Israel: Abbas powerless over Hamas

Israel will not hold peace talks with Palestinian president because he will be unable to enforce an agreement as long as Hamas controls the government, Israel’s foreign minister has said.

Livni called the Hamas-led administration illegitimate

The comments from Tzipi Livni are being seen as signalling a hardening of Israel’s position and a growing rift with the US.

The US and the European Union have suggested they will keep working with Mahmoud Abbas even if a Hamas government takes office in the coming weeks.

The issue of how to deal with Abbas and a Hamas-led government was the main topic at a meeting on Sunday between Livni and David Welch, the US envoy.

Israel Radio reported that Welch presented a policy which said the United States would work directly with Abbas instead of the Hamas-led government.

Without referring to the radio report, Micaela Schweitzer-Bluhm, a US consulate spokeswoman in Jerusalem, said: “We remain fully committed and supportive of him [Abbas].”

Livni disagreed. The moment Abbas appointed Hamas to form the new government, the Palestinian Authority became “illegitimate”, she told Israel Army Radio on Monday.

‘Unacceptable’

Israel does not want to be in a situation in which it is dealing with Abbas, who is “more moderate, believes in two states … but is powerless to deliver the goods or enforce it on the Palestinian Authority,” Livni said.

“There were elections, the Hamas won. All the attempts to embrace Abu Mazen [Abbas] … will not help,” she said.

Saeb Erikat, the Palestinian chief negotiator, called Livni’s remarks “totally unacceptable”.

Erikat, a member of Abbas’s Fatah movement, which was removed from power in the January elections, said: “The Israelis are trying to undermine the Palestinian people in general because they don’t differentiate between one Palestinian and the other.”

Hamas adamant

Ismail Haniya, Hamas’s designated prime minister, said in an interview published on Monday that his government would not negotiate with Israel, but said he was ready to discuss day-to-day issues with the Israeli authorities.

He told the Palestinian daily Al-Quds: “Hamas will move to open channels in this direction.”

Under Palestinian law, the Palestine Liberation Organisation, headed by Abbas, conducts peace talks with Israel, while the Cabinet is in charge of running the Palestinians’ daily affairs.

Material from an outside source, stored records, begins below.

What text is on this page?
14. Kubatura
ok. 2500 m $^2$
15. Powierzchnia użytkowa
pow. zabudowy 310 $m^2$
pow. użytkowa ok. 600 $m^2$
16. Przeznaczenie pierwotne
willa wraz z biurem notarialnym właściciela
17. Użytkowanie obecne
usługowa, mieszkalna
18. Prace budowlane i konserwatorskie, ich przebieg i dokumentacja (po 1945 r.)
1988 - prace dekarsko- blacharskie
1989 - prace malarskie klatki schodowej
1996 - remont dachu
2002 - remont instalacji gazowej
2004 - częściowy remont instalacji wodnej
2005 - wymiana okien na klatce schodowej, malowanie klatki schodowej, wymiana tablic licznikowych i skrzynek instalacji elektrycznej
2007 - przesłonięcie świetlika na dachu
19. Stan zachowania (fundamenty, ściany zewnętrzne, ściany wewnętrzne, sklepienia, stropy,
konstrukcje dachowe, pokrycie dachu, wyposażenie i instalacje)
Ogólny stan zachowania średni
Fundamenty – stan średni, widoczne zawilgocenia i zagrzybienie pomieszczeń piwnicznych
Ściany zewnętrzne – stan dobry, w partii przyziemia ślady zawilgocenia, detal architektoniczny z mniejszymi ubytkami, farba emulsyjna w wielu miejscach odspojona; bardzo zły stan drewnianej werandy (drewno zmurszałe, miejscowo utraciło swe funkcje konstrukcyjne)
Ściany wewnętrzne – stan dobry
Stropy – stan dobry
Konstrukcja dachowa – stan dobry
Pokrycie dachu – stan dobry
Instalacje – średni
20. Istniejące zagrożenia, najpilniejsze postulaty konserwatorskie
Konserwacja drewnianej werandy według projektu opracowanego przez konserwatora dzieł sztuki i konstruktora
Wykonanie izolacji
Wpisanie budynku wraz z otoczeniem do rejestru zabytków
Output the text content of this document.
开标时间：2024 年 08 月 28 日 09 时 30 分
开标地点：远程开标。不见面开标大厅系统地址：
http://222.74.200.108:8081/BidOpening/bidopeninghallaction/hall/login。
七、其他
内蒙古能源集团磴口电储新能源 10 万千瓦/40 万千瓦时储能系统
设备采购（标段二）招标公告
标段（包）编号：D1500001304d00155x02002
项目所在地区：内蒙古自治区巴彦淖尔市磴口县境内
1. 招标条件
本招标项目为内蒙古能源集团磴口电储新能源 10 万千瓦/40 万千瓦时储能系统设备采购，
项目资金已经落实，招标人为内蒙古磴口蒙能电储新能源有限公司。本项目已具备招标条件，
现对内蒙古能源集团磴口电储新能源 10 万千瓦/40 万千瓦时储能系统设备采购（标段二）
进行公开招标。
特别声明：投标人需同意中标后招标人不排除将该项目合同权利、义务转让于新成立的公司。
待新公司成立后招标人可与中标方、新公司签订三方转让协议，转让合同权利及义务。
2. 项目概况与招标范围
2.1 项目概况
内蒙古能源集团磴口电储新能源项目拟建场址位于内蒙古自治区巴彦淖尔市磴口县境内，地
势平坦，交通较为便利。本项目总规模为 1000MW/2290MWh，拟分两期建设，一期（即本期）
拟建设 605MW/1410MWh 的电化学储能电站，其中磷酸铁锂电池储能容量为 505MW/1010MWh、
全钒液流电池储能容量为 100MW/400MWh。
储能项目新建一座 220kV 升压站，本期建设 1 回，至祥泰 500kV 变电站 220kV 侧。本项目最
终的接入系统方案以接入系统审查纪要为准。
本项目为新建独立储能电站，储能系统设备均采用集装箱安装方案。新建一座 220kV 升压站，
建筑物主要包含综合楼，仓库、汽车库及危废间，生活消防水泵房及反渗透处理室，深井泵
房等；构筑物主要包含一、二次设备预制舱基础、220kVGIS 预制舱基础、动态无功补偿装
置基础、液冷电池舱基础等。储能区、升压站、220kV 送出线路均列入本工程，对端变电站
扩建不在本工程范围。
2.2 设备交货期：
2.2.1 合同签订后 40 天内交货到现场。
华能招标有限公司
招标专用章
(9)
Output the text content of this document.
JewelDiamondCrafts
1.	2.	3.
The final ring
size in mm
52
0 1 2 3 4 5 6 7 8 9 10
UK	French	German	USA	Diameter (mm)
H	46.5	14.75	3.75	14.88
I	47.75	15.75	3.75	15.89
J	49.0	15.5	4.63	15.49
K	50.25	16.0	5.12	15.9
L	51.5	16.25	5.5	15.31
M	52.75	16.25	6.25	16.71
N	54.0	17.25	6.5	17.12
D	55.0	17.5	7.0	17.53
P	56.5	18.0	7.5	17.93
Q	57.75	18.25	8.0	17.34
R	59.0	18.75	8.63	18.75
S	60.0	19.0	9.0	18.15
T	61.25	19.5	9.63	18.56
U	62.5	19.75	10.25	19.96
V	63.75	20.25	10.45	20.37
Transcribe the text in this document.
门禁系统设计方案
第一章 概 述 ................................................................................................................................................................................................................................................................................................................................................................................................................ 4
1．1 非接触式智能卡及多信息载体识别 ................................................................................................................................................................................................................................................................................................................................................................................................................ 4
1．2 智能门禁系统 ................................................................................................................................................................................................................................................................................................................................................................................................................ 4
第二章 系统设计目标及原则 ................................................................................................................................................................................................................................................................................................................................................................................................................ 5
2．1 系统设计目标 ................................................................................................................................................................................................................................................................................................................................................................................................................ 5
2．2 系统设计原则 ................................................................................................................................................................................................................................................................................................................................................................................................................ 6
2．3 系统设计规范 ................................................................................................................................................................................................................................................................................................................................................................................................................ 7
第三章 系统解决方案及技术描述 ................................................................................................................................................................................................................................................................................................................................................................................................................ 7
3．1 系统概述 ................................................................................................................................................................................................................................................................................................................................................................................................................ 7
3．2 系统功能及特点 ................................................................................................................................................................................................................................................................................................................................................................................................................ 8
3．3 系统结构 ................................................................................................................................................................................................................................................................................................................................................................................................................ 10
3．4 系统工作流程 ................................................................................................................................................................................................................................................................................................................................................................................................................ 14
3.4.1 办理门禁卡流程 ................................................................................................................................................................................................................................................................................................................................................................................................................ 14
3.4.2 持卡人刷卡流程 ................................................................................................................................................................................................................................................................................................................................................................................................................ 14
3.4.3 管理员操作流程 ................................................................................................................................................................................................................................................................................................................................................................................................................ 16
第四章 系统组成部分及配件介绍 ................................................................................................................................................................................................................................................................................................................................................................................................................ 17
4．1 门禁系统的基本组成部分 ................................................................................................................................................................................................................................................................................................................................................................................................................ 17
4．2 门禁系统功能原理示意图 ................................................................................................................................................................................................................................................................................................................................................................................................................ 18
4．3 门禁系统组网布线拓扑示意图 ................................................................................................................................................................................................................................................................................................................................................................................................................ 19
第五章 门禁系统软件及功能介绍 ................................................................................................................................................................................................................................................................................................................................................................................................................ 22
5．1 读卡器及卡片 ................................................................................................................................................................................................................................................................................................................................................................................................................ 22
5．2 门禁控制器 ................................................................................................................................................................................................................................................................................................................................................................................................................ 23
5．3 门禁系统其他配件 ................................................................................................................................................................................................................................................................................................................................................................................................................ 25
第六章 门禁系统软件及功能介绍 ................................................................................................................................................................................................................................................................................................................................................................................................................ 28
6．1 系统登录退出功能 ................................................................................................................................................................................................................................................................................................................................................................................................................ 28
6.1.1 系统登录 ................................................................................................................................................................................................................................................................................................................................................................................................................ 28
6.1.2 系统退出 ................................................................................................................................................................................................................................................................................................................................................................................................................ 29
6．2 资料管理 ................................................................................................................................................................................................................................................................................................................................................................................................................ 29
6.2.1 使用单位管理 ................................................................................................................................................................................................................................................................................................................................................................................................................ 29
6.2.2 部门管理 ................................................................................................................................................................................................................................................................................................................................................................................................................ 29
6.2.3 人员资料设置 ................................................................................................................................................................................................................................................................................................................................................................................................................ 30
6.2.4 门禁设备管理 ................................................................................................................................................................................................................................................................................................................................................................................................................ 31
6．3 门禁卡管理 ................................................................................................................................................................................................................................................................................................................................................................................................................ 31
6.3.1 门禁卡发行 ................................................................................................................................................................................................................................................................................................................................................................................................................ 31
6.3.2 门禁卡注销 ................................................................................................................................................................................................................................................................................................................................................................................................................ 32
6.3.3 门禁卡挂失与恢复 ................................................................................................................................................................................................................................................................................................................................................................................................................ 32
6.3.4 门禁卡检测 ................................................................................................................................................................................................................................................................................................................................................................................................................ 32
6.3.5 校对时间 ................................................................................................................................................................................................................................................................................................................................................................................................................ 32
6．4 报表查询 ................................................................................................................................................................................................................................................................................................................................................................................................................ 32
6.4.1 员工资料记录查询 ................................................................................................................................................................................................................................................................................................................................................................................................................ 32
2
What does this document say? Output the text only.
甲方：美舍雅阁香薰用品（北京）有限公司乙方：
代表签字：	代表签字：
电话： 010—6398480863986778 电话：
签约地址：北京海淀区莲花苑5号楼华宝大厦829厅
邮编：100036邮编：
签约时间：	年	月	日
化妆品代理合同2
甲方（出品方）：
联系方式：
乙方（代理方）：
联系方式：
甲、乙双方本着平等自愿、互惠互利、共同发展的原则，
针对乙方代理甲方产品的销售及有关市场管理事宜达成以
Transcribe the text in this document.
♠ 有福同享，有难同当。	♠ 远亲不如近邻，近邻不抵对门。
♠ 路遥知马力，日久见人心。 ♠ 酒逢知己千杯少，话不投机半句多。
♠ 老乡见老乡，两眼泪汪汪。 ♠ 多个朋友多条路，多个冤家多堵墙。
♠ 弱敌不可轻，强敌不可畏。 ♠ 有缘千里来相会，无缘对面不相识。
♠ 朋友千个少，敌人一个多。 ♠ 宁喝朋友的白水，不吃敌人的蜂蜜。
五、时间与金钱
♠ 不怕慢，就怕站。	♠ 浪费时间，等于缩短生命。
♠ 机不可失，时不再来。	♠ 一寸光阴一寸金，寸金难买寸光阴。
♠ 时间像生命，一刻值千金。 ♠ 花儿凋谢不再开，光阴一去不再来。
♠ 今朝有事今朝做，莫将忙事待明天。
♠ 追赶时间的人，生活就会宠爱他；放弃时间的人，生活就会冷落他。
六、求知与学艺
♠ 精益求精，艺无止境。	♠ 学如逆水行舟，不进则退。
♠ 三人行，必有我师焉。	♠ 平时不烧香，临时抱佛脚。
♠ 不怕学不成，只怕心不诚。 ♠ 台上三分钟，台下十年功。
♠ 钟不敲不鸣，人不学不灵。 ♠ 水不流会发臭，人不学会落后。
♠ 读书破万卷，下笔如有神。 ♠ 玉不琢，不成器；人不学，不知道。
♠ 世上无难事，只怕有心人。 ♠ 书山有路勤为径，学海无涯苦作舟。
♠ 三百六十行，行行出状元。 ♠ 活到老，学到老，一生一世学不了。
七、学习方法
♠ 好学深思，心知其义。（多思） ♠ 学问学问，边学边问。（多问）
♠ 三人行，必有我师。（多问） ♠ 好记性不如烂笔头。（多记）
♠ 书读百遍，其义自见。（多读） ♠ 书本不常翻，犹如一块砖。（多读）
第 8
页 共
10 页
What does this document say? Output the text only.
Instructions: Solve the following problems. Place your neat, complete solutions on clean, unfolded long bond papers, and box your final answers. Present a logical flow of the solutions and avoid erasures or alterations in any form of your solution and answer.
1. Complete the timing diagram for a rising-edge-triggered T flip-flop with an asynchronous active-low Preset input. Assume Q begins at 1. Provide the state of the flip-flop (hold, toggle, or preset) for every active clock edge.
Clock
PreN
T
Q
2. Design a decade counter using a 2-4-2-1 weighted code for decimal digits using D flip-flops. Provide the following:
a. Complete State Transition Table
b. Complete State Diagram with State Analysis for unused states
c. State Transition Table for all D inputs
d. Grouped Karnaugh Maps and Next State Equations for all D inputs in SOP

Haniya: Hamas ready to discussday-to-day issues with Israel
Haniya: Hamas ready to discussday-to-day issues with Israel

Haniya: Hamas ready to discuss
day-to-day issues with Israel

Israel and the so-called Quartet of mediators – the United States, the United Nations, the European Union and Russia – are demanding that Hamas should disarm, recognise Israel and accept past Israeli-Palestinian peace agreements. Hamas has so far rejected these conditions.

Should Hamas decide to accept the conditions, it would bring Israel and the Palestinians on track to implement the internationally backed road map peace plan, Livni said.

Livni said: “It is not grandstanding, it is not an attack but a realistic analysis of the situation.”

Haniya said on Monday that the group’s military wing would only disarm if Israel withdrew from the West Bank, Gaza Strip and east Jerusalem, the areas it captured in the 1967 Middle East War.

EU aid

On Monday, EU foreign ministers were expected to approve continued aid to the Palestinian caretaker government.

That could include paying $48 million to help run utilities and authorising the World Bank to unblock about $60 million to pay the salaries of Palestinian Authority employees.

By contrast, Israel froze the transfer of $55 million in tax revenues to the Palestinian Authority after a Hamas-dominated parliament was sworn in on 18 February.

In a letter to the Quartet, James Wolfensohn, the international envoy, said the Palestinian Authority is in danger of financial collapse within two weeks, in part because of Israel’s decision to freeze the transfers.

Settlement blocs

Shaul Mofaz, the Israeli defence minister, meanwhile, listed the Jewish settlement blocs in the West Bank he believes should be annexed as Israel draws its final borders.

“It is not grandstanding, it is not an attack but a realistic analysis of the situation”

Tzipi Livni,
Israeli Foreign Minister

Most of the settlements he named are relatively close to Israel, but also included Ariel, deep in the West Bank, as well as the Jordan Valley, on the border with Jordan.

The Palestinians want all of the West Bank for their state, and the US has blocked Israel’s plans to include Ariel, a settlement of about 17,000, on the “Israeli side” of its West Bank separation barrier, a possible future border.